Things that Can Cause Lower Back Pain in Runners
● If you have been sleeping in beds that you’re not accustomed to, you might start developing this problem. Runners require beds with good support; if you’ve been traveling a lot, there are chances that you’re sleeping on beds with poor support. After all, not all beds are of the best quality. As a result, your back tissues and muscles won’t be able to properly recover from the running stress.
● A sudden change in your running routine can also cause lower back pain. If you’re not used to a program and don’t adapt to it gradually, you will develop back pain — especially when you’ve increased the intensity or length of the workouts.
● Running shoes are a very important factor for any runner. According to thecrossfitshoes.com, if your shoes are of poor quality with inadequate support, you will gradually increase the stress on your leg and back muscles. Remember, poor running shoes often cause injuries. So make sure to replace your shoes when you’re starting to see signs of wearing out.
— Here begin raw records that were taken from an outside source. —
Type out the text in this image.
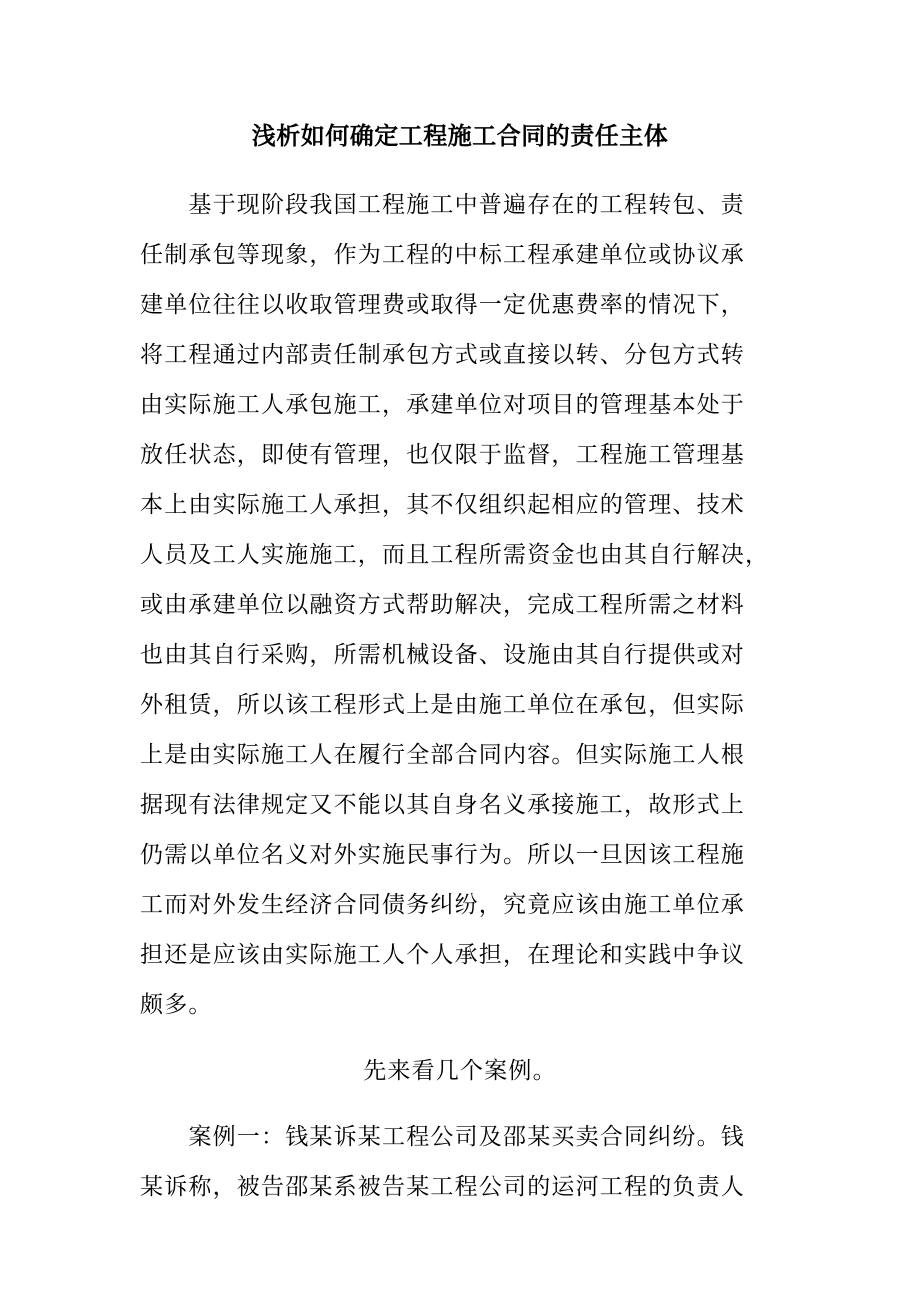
浅析如何确定工程施工合同的责任主体
　　基于现阶段我国工程施工中普遍存在的工程转包、责
任制承包等现象，作为工程的中标工程承建单位或协议承
建单位往往以收取管理费或取得一定优惠费率的情况下，
将工程通过内部责任制承包方式或直接以转、分包方式转
由实际施工人承包施工，承建单位对项目的管理基本处于
放任状态，即使有管理，也仅限于监督，工程施工管理基
本上由实际施工人承担，其不仅组织起相应的管理、技术
人员及工人实施施工，而且工程所需资金也由其自行解决，
或由承建单位以融资方式帮助解决，完成工程所需之材料
也由其自行采购，所需机械设备、设施由其自行提供或对
外租赁，所以该工程形式上是由施工单位在承包，但实际
上是由实际施工人在履行全部合同内容。但实际施工人根
据现有法律规定又不能以其自身名义承接施工，故形式上
仍需以单位名义对外实施民事行为。所以一旦因该工程施
工而对外发生经济合同债务纠纷，究竟应该由施工单位承
担还是应该由实际施工人个人承担，在理论和实践中争议
颇多。
先来看几个案例。
　　案例一：钱某诉某工程公司及邵某买卖合同纠纷。钱
某诉称，被告邵某系被告某工程公司的运河工程的负责人
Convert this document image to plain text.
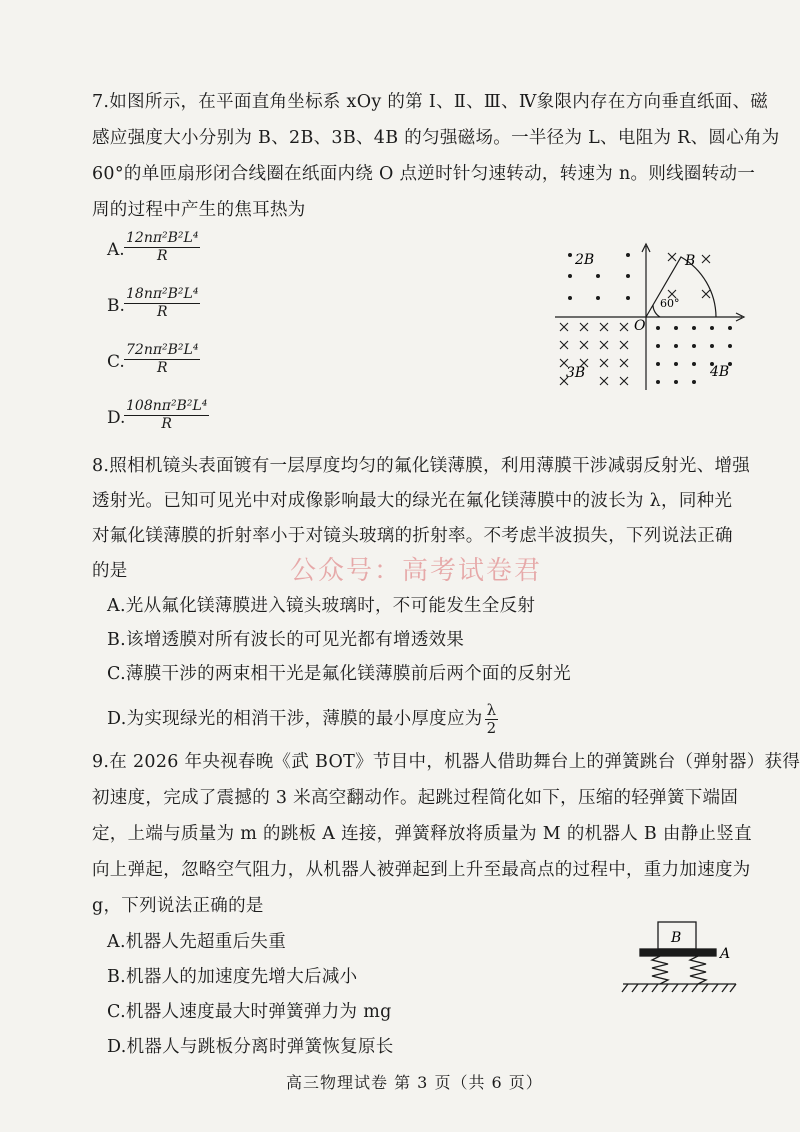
7.如图所示，在平面直角坐标系 xOy 的第 Ⅰ、Ⅱ、Ⅲ、Ⅳ象限内存在方向垂直纸面、磁
感应强度大小分别为 B、2B、3B、4B 的匀强磁场。一半径为 L、电阻为 R、圆心角为
60°的单匝扇形闭合线圈在纸面内绕 O 点逆时针匀速转动，转速为 n。则线圈转动一
周的过程中产生的焦耳热为
A. $\frac{\text{12nπ²B²L⁴}}{R}$
B. $\frac{\text{18nπ²B²L⁴}}{R}$
C. $\frac{\text{72nπ²B²L⁴}}{R}$
D.
$\frac{\text{108nπ²B²L⁴}}{R}$
B
2B
3B	4B
O
60°
8.照相机镜头表面镀有一层厚度均匀的氟化镁薄膜，利用薄膜干涉减弱反射光、增强
透射光。已知可见光中对成像影响最大的绿光在氟化镁薄膜中的波长为 λ，同种光
对氟化镁薄膜的折射率小于对镜头玻璃的折射率。不考虑半波损失，下列说法正确
的是	公众号：高考试卷君
A.光从氟化镁薄膜进入镜头玻璃时，不可能发生全反射
B.该增透膜对所有波长的可见光都有增透效果
C.薄膜干涉的两束相干光是氟化镁薄膜前后两个面的反射光
D.为实现绿光的相消干涉，薄膜的最小厚度应为 $\frac{\lambda}{2}$
9.在 2026 年央视春晚《武 BOT》节目中，机器人借助舞台上的弹簧跳台（弹射器）获得
初速度，完成了震撼的 3 米高空翻动作。起跳过程简化如下，压缩的轻弹簧下端固
定，上端与质量为 m 的跳板 A 连接，弹簧释放将质量为 M 的机器人 B 由静止竖直
向上弹起，忽略空气阻力，从机器人被弹起到上升至最高点的过程中，重力加速度为
g，下列说法正确的是
A.机器人先超重后失重
B.机器人的加速度先增大后减小
C.机器人速度最大时弹簧弹力为 mg
D.机器人与跳板分离时弹簧恢复原长
B
A
高三物理试卷 第 3 页（共 6 页）
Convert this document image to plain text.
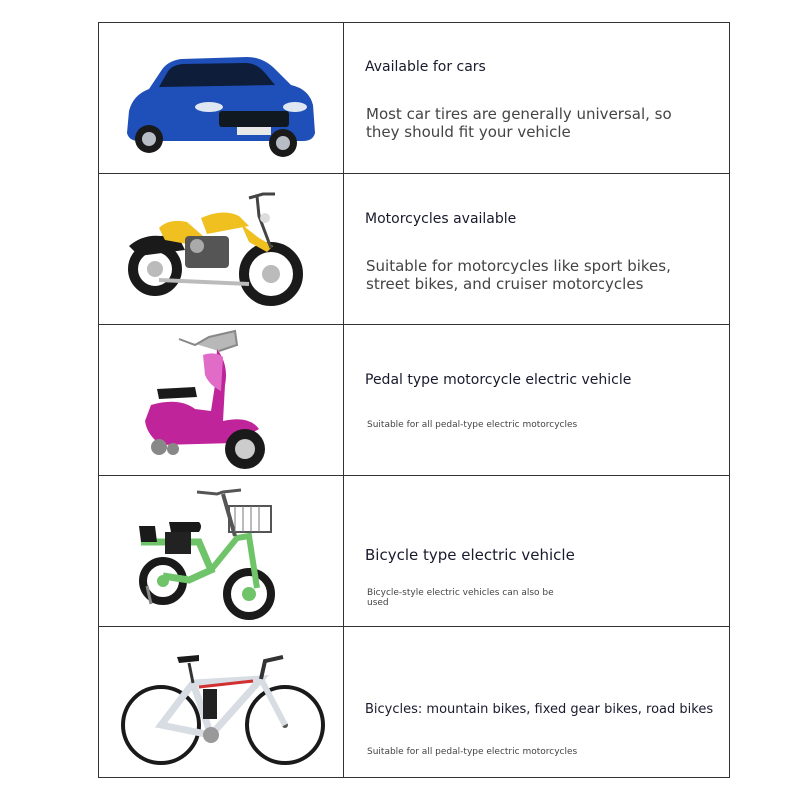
Available for cars
Most car tires are generally universal, so they should fit your vehicle
Motorcycles available
Suitable for motorcycles like sport bikes, street bikes, and cruiser motorcycles
Pedal type motorcycle electric vehicle
Suitable for all pedal-type electric motorcycles
Bicycle type electric vehicle
Bicycle-style electric vehicles can also be used
Bicycles: mountain bikes, fixed gear bikes, road bikes
Suitable for all pedal-type electric motorcycles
If you’re looking for exceptional support, you should consider getting shoe inserts from Protalus as an additional measure.
● If you’re not improving your core strength, you will start developing lower back pain. Keep in mind that a strong core supports the back while running. So perform exercises like planks and crunches that strengthen the abdominal muscles.
● Stretching and proper form are two essential elements of running. Make sure you dedicate some time to stretching and warming up properly before diving into your running workout. Also, land on your mid foot while running, as toe landing and heel landing usually cause lower back problems and injuries.
Addressing the Lower Back Pain
Stretching the major muscles in your lower body regularly will help prevent lower back pain and any other possible injuries. If your muscles are too sore, consider getting some heat pads as heat can soothe the inflammation in the muscles. You should go see a sports massage therapist on a regular basis. They can see if you’ve developed any knot in the lower back muscle area and can help fix the issue.
AquaJogging is another interesting activity if you’re suffering from back pain. Wearing a buoyancy pad, you’ll try to run in water without your feet touching the bottom surface. There won’t be any impact on your legs, and you’ll really start to engage your abdominal muscles.
Avoid any added stress or intense physical activity when you’re suffering from back pain. You’ll need time and rest to recover from the inflammation. Many runners run even more out of ego when they’re suffering from back pain; this only makes the matter worse.
Learn to listen to your body, and adapt to any exercise program gradually and slowly.